Client 2 hours postpartum, vaginal birth
A nurse is caring for a client who is 2 hours postpartum following a vaginal birth. Which of the following findings indicates the client's bladder is distended?
- A. Client report of frequent uterine contractions.
- B. Fundus palpable to right of midline.
- C. Less than 2.5 cm of rubra lochia on perineal pad.
- D. Client report of increased thirst.
Correct Answer: B
Rationale: A fundus palpable to the right of midline suggests a distended bladder, which can displace the uterus from its normal position.
Newborns in nursery
A nurse receives handoff report. Which newborn should the nurse assess first?

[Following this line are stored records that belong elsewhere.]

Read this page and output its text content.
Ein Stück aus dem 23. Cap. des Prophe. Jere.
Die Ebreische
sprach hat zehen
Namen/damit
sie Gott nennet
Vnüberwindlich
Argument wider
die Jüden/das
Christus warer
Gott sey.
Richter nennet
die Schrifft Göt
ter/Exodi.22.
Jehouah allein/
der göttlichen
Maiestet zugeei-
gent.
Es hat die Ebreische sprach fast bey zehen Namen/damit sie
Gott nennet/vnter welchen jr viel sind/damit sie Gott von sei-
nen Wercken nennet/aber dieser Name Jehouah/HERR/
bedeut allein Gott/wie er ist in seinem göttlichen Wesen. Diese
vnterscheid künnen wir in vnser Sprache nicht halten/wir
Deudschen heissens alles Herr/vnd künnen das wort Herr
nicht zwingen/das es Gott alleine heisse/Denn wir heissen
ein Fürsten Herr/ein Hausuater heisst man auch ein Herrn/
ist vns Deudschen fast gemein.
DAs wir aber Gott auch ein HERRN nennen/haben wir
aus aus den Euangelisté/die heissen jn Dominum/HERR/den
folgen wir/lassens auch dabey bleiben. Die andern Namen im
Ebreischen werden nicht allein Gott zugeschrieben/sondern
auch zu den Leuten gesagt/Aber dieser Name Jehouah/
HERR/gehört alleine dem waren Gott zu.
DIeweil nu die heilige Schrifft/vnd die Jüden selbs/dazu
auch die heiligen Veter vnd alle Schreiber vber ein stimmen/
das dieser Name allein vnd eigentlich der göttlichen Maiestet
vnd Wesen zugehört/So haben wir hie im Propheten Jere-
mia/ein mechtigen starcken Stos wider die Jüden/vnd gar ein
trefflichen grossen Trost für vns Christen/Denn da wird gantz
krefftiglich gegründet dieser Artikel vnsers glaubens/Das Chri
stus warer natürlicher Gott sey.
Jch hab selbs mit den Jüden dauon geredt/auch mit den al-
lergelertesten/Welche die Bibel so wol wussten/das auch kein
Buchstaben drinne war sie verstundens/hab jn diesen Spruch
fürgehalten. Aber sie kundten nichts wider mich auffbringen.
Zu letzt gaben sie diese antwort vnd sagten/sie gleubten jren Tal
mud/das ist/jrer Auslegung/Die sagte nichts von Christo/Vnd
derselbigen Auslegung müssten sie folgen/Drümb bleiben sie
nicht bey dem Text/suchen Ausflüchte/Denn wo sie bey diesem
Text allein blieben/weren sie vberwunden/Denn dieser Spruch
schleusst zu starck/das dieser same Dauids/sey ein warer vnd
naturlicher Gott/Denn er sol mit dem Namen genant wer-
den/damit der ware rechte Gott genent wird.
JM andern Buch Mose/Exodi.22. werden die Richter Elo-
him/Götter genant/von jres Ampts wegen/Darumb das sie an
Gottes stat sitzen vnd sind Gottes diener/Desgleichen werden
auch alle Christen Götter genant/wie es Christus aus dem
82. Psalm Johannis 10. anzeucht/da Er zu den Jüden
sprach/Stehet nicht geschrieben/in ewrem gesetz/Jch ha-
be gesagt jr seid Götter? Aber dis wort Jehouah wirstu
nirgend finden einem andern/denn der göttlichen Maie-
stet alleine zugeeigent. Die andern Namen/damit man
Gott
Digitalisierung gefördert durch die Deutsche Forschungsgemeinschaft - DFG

- A. Glucose reading 58 mg/dL.
- B. Pulse 144 beats/minute.
- C. Respiratory rate 78 breaths/minute.
- D. Temperature 97.7° F (36.5° C).
Correct Answer: C
Rationale: A respiratory rate of 78 breaths/minute indicates tachypnea, suggesting potential respiratory distress, which requires immediate assessment.
Client at 40 weeks gestation, active labor, 6 cm cervical dilation, 100% effacement, blood pressure 82/52 mm Hg
A nurse is caring for a client who is at 40 weeks gestation and is in active labor. The client has 6 cm of cervical dilation and 100% cervical effacement. The nurse obtains the client's blood pressure reading as 82/52 mm Hg. Which of the following nursing interventions should the nurse perform?
- A. Assist the client to turn onto her side.
- B. Prepare for an immediate vaginal delivery.
- C. Prepare for a cesarean birth.
- D. Assist the client to an upright position.
Correct Answer: A
Rationale: Assisting the client to turn onto her side can improve blood flow to the placenta and increase fetal oxygenation, addressing hypotension which is a common cause of decreased uteroplacental perfusion.
Vacuum extraction birth
While assisting with a vacuum extraction birth, what should the nurse immediately report to the physician?
- A. Maternal pulse rate of 100 bpm.
- B. Maternal blood pressure of 120/70 mm Hg.
- C. Decrease in intensity of uterine contractions.
- D. Persistent fetal bradycardia below 100 bpm.
Correct Answer: D
Rationale: Persistent fetal bradycardia below 100 bpm indicates potential fetal distress, requiring immediate reporting to ensure fetal safety.